Job Listing: is seeking a policy associate.

Documents of Note

  • MuckRock has collected all its completed and outstanding Ferguson records requests in one place. There's a big trove of data there for investigative reporters.
  • Jason Leopold obtained letters to Missouri governor about Ferguson, and they're not pretty.
  • An NBC News4 investigation found hundreds of foreign diplomats were pulled over in the D.C. area for serious driving offenses. It took reporter Tisha Thompson, with a little help from Twitter, six years to get the documents from the State Department. Thompson wrote a article on how the story came together. It's interesting in its own right, as well as a good primer on how to do an investigation using public records requests.
  • Attention Redditors: There's a FOIA subreddit, if you're into that kind of thing.
  • Good investigative work: Suicide attempts soar at San Diego juvenile hall.
  • FOIA work by Conor Skelding: 'Feds arm SUNY police for active shooter response'


  • Washington state AG says police don't need consent to record with body cams
  • Meanwhile, Seattle PD is asking legislators to loosen transparency requirements for body cams, fearing the city will get weighed down with burdensome, expensive records requests.
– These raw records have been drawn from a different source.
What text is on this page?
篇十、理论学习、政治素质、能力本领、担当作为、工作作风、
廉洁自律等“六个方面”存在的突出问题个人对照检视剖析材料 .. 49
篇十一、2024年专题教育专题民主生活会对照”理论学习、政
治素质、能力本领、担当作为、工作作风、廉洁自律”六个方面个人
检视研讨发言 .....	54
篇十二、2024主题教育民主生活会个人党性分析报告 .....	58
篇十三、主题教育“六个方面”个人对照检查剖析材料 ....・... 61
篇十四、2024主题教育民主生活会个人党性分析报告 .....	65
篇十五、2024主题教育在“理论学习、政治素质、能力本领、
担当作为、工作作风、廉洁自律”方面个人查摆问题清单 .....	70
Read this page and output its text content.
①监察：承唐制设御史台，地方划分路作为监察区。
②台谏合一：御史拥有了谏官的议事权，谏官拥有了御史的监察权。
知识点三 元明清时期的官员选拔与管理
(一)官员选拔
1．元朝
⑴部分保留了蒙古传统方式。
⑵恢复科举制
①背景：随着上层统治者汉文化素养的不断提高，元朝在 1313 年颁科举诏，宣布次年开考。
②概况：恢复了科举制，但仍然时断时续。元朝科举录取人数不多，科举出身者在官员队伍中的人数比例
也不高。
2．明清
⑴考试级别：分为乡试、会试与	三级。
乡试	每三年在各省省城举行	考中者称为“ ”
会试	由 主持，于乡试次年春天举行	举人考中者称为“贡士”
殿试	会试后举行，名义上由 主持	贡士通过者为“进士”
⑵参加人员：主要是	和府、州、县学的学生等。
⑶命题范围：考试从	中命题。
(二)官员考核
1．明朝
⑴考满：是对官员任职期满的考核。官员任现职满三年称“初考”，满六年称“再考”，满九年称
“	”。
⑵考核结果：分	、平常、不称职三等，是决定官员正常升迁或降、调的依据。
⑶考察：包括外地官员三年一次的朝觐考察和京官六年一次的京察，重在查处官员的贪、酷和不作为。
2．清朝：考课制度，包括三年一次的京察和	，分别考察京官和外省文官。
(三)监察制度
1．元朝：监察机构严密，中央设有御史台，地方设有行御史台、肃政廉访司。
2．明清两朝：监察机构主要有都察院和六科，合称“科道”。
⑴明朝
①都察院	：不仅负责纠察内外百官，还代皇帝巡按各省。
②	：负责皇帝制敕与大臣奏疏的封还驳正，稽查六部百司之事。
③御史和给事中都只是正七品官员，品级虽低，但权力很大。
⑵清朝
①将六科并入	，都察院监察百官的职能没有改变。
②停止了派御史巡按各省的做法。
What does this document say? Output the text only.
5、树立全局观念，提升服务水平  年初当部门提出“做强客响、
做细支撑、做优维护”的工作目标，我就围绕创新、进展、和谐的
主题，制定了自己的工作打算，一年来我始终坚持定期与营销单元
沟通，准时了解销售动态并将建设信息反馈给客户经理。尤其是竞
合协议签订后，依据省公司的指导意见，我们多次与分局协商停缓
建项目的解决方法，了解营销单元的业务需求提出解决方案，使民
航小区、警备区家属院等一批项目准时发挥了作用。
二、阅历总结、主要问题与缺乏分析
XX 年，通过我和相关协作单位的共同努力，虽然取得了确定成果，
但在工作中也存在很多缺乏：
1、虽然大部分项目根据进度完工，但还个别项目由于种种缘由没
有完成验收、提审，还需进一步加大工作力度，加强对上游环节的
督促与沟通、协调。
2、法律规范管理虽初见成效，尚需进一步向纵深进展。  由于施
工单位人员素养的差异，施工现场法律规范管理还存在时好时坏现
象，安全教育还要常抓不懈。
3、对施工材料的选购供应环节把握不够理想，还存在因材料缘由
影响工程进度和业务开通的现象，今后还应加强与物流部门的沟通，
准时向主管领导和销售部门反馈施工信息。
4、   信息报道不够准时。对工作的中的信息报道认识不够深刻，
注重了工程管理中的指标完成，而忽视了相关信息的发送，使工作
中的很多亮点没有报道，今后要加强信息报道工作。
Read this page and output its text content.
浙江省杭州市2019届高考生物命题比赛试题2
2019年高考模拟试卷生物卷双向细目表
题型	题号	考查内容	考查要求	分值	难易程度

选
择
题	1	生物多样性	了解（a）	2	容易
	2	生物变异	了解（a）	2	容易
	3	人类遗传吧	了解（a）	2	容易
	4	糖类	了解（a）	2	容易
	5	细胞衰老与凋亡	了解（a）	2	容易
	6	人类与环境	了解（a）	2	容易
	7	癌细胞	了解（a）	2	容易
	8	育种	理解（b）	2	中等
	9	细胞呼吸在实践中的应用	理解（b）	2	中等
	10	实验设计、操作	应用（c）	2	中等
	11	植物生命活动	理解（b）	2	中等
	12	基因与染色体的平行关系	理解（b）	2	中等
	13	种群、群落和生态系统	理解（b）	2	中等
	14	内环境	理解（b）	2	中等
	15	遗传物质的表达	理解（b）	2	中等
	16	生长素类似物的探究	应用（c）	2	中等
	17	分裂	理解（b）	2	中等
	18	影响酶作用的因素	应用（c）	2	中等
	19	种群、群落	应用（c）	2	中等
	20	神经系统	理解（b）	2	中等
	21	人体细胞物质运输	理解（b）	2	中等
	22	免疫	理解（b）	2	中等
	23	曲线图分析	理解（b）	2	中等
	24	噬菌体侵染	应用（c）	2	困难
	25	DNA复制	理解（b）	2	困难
It says it may have to scrap the body cam program altogether, which seems a little overwrought. But their fear is not entirely unfounded: Washington public record law allows citizens to file requests anonymously, and agencies can't deny requests for being overbroad. Sometimes this leads to ludicrously huge records requests. For example ...
  • Anonymous Washington man trolls so hard, requests every record from sheriff's office going back to 1776. The sheriff's office has been told it is legally obligated to reply.
  • How other municipalites are dealing with public records requests for body cam footage.
  • The Reporters Committee for Freedom of the Press is appealing the D.C. police department's rejection of its request for body cam footage.
  • Hope for the future: The student newspaper at Northern Michigan University is keeping 'em honest. The newspaper uncovered a secret $30,000 licensing deal between the university and Starbucks. The university originally
    tried to withhold the contract, saying it was "prohibited by a confidentiality clause from producing the Starbucks agreement." As far as legal strategies written on a cocktail napkin at the last minute go, this one was ... still pretty bad.
  • City of Charlotte first tells FOI requester that it can't release Stingray contract "per the FBI," then says the records are exempt under North Carolina public record law.


  • Dec. 1: "Dissent or Treason: Whistleblowers, Leaks and the Media" at The Newseum, 2:00 p.m.